The MTA quietly released a request for proposals for corporate sponsorship back in 2004, in the face of a $1 billion budget gap. The MTA sold the rights to the Atlantic Avenue station in Brooklyn to Barclays in 2009, in exchange for $200,000 per year for 20 years (hence the Atlantic Avenue-Barclays station). And in July 2013, the MTA board approved guidelines for corporate sponsorship of subway or railroad stations.

"Requests for the re-naming of a facility will only be accepted from sponsors with a unique or iconic geographic, historic or other connection to such facility that would readily be apparent to typical MTA customers," the rules state. "An example would be a stop that is associated with a particular destination such that the vast majority of customers exiting at such station are headed to that destination."

"We can't have a McDonald's Station where the entity is geographically indistinct," said William Henderson, director of the watchdog group Permanent Citizens Advisory Committee to the MTA. "Maybe you could have Tiffany Station because it's geographically centered under the Tiffany store."

Whether companies will latch on to the adopt-a-subway concept in the first place is another question.

"It's been kicked around in the past, but from a company sponsor perspective, there has typically not been a lot of interest," said Jim Andrews, senior vice president of ESP, a corporate sponsorship consulting firm. "With a subway station you are taking on a little bit of risk, and most of these companies are risk averse. They prefer to take the safer route of a sports venue or a park. They don't want to be associated with a derailment."

The vaguely defined Subway Partnerships Sponsors Council makes more sense from a business perspective, Andrews said, because "there you are tapping into these companies' desire to be good corporate citizens."

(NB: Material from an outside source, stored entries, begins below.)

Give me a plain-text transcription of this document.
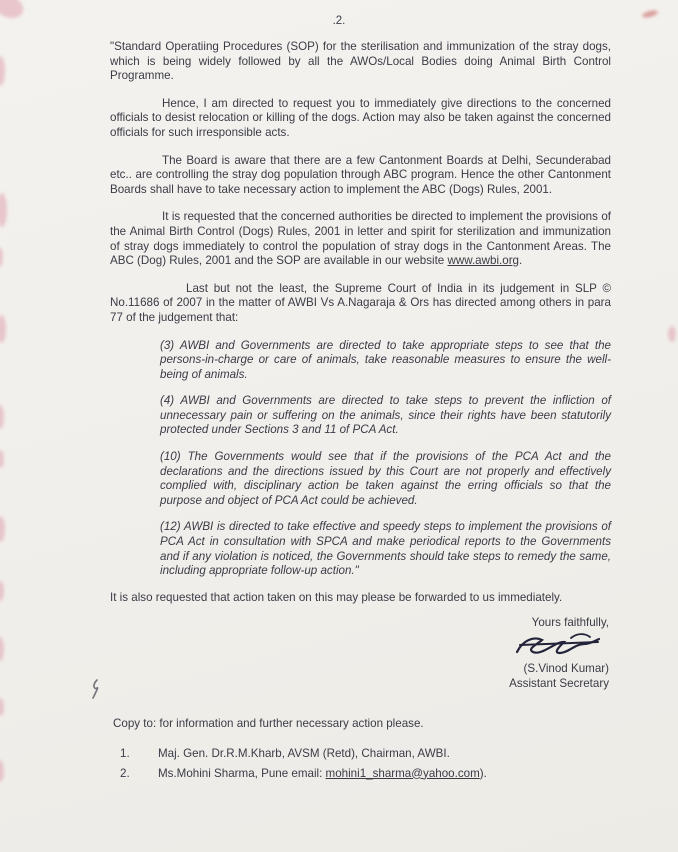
.2.

"Standard Operatiing Procedures (SOP) for the sterilisation and immunization of the stray dogs, which is being widely followed by all the AWOs/Local Bodies doing Animal Birth Control Programme.

Hence, I am directed to request you to immediately give directions to the concerned officials to desist relocation or killing of the dogs. Action may also be taken against the concerned officials for such irresponsible acts.

The Board is aware that there are a few Cantonment Boards at Delhi, Secunderabad etc.. are controlling the stray dog population through ABC program. Hence the other Cantonment Boards shall have to take necessary action to implement the ABC (Dogs) Rules, 2001.

It is requested that the concerned authorities be directed to implement the provisions of the Animal Birth Control (Dogs) Rules, 2001 in letter and spirit for sterilization and immunization of stray dogs immediately to control the population of stray dogs in the Cantonment Areas. The ABC (Dog) Rules, 2001 and the SOP are available in our website www.awbi.org.

Last but not the least, the Supreme Court of India in its judgement in SLP © No.11686 of 2007 in the matter of AWBI Vs A.Nagaraja & Ors has directed among others in para 77 of the judgement that:

(3) AWBI and Governments are directed to take appropriate steps to see that the persons-in-charge or care of animals, take reasonable measures to ensure the well-being of animals.

(4) AWBI and Governments are directed to take steps to prevent the infliction of unnecessary pain or suffering on the animals, since their rights have been statutorily protected under Sections 3 and 11 of PCA Act.

(10) The Governments would see that if the provisions of the PCA Act and the declarations and the directions issued by this Court are not properly and effectively complied with, disciplinary action be taken against the erring officials so that the purpose and object of PCA Act could be achieved.

(12) AWBI is directed to take effective and speedy steps to implement the provisions of PCA Act in consultation with SPCA and make periodical reports to the Governments and if any violation is noticed, the Governments should take steps to remedy the same, including appropriate follow-up action."

It is also requested that action taken on this may please be forwarded to us immediately.

Yours faithfully,
(S.Vinod Kumar)
Assistant Secretary
Copy to: for information and further necessary action please.
1.	Maj. Gen. Dr.R.M.Kharb, AVSM (Retd), Chairman, AWBI.
2.	Ms.Mohini Sharma, Pune email: mohini1_sharma@yahoo.com).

Such is the case for Blackstone Group, a massive, New York based international investment firm that manages some $93 billion in properties. Blackstone is a favored affordable housing partner for New York City, despite criticism that it has taken advantage of low-income tenants.

"As a company founded and headquartered in New York City, we view it as our civic duty to contribute to initiatives such as this aimed at positively impacting the City, our employees, and our fellow New Yorkers," stated Blackstone spokesman Matt Anderson.

"The MTA should experiment with all sorts of ways for finding new revenue, but there is not substitute for a sustainable funding source that only Governor Cuomo can provide," challenged John Raskin of the Riders Alliance. "The core challenge facing transit riders today is where to find money to fix the system, and that's billions of dollars not thousands of dollars."